Despite the federal prohibition on marijuana, measures such as AB75 and SB38 remain perfectly constitutional, and the feds can do little if anything to stop them in practice.
EFFECT ON FEDERAL PROHIBITION
If AB75 and SB38 are signed into law, it would partially remove one layer of law prohibiting the possession and use of marijuana in Wisconsin, but federal prohibition would remain in place.
Of course, the federal government lacks any constitutional authority to ban or regulate marijuana within the borders of a state, despite the opinion of the politically connected lawyers on the Supreme Court. If you doubt this, ask yourself why it took a constitutional amendment to institute federal alcohol prohibition.
While these Wisconsin bills would not alter federal law, they would take a step toward nullifying in effect the federal ban. FBI statistics show that law enforcement makes approximately 99 of 100 marijuana arrests under state, not federal law. By easing the state laws, the Indiana House would remove some of the basis for 99 percent of marijuana arrests.
Furthermore, figures indicate it would take 40 percent of the DEA’s yearly-budget just to investigate and raid all of the dispensaries in Los Angeles – a single city in a single state. That doesn’t include the cost of prosecution. The lesson? The feds lack the resources to enforce marijuana prohibition without state assistance.
A GROWING MOVEMENT
Wisconsin could join a growing number of states simply ignoring federal prohibition, and nullifying it in practice. Colorado, Washington state, Oregon and Alaska have already legalized recreational cannabis with California, Nevada, Maine, and Massachusetts set to join them after ballot initiatives in favor of legalization were passed last November.

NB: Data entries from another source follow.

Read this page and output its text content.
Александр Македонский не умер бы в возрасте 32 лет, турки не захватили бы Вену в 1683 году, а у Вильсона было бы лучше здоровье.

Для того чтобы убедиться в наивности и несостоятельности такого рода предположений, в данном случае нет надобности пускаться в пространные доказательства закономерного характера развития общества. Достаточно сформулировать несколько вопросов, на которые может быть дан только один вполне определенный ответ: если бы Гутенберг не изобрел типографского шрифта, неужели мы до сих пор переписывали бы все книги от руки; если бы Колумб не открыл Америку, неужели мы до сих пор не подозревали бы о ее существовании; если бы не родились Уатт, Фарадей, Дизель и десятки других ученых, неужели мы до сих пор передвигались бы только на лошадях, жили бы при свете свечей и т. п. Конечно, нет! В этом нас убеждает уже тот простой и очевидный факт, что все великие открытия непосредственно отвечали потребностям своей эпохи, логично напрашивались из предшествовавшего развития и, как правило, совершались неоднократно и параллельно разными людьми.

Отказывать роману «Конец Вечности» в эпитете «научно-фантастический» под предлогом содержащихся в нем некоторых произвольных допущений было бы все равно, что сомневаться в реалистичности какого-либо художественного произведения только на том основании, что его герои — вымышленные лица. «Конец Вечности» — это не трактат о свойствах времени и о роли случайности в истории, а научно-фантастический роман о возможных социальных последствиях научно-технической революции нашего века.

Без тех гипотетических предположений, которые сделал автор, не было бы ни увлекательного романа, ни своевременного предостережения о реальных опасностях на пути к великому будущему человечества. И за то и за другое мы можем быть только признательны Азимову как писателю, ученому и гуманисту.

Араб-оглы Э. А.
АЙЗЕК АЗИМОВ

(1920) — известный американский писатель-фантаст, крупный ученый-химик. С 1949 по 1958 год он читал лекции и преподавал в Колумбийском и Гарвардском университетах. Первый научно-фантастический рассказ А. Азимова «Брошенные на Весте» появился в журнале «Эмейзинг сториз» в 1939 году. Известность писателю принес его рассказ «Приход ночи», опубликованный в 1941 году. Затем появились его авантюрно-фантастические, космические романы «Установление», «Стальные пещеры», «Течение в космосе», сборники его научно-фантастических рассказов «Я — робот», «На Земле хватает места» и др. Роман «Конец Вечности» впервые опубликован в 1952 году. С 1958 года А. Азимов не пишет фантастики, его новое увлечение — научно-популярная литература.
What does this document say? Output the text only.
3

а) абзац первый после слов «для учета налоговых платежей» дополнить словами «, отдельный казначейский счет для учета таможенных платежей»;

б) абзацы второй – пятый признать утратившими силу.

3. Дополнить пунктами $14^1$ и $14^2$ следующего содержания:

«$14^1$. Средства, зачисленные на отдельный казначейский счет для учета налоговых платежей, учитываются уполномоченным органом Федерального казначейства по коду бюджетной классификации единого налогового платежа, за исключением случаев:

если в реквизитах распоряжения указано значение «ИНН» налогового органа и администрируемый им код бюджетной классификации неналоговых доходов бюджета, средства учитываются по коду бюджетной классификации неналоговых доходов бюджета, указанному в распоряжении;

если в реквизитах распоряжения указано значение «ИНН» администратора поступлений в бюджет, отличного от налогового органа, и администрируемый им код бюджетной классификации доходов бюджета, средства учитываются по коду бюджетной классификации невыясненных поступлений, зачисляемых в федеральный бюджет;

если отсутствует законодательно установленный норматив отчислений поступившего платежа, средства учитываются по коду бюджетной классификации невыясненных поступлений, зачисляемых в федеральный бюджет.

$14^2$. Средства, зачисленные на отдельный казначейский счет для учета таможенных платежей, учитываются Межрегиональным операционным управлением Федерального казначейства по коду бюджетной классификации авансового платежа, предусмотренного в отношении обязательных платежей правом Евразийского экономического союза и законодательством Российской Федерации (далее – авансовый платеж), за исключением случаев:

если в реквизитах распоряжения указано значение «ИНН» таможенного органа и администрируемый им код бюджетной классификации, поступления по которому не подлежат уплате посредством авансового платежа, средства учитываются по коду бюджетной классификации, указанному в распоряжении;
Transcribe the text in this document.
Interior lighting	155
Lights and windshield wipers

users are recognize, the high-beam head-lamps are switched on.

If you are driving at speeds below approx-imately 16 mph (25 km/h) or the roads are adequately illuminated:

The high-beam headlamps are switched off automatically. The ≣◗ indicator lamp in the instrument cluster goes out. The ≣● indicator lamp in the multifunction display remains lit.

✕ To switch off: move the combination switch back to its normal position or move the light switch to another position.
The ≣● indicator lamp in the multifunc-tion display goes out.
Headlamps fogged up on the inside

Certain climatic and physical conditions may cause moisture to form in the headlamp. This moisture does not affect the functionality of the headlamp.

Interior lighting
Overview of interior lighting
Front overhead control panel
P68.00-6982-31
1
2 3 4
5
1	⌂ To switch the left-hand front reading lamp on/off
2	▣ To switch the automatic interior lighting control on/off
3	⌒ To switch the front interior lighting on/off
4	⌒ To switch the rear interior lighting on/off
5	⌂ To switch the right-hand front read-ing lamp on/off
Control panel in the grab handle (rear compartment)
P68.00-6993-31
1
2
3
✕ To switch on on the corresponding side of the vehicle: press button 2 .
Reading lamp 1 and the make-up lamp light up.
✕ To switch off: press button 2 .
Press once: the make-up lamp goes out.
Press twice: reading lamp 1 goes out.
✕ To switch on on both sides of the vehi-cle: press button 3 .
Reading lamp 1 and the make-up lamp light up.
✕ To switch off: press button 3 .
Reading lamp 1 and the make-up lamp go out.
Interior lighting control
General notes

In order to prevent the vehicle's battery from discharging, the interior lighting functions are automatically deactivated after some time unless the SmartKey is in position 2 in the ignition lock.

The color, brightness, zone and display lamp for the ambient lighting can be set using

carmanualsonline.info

With more than two-dozen states allowing cannabis for medical use as well, the feds find themselves in a position where they simply can’t enforce prohibition any more.
“The lesson here is pretty straight forward. When enough people say, ‘No!’ to the federal government, and enough states pass laws backing those people up, there’s not much the feds can do to shove their so-called laws, regulations or mandates down our throats,” Tenth Amendment Center founder and executive director Michael Boldin said.
AB75 was referred to the House Health Committee while SB38 was referred to the Senate Health and Human Services Committee. Their respective committees must approve the bills before they can receive full Assembly and Senate votes.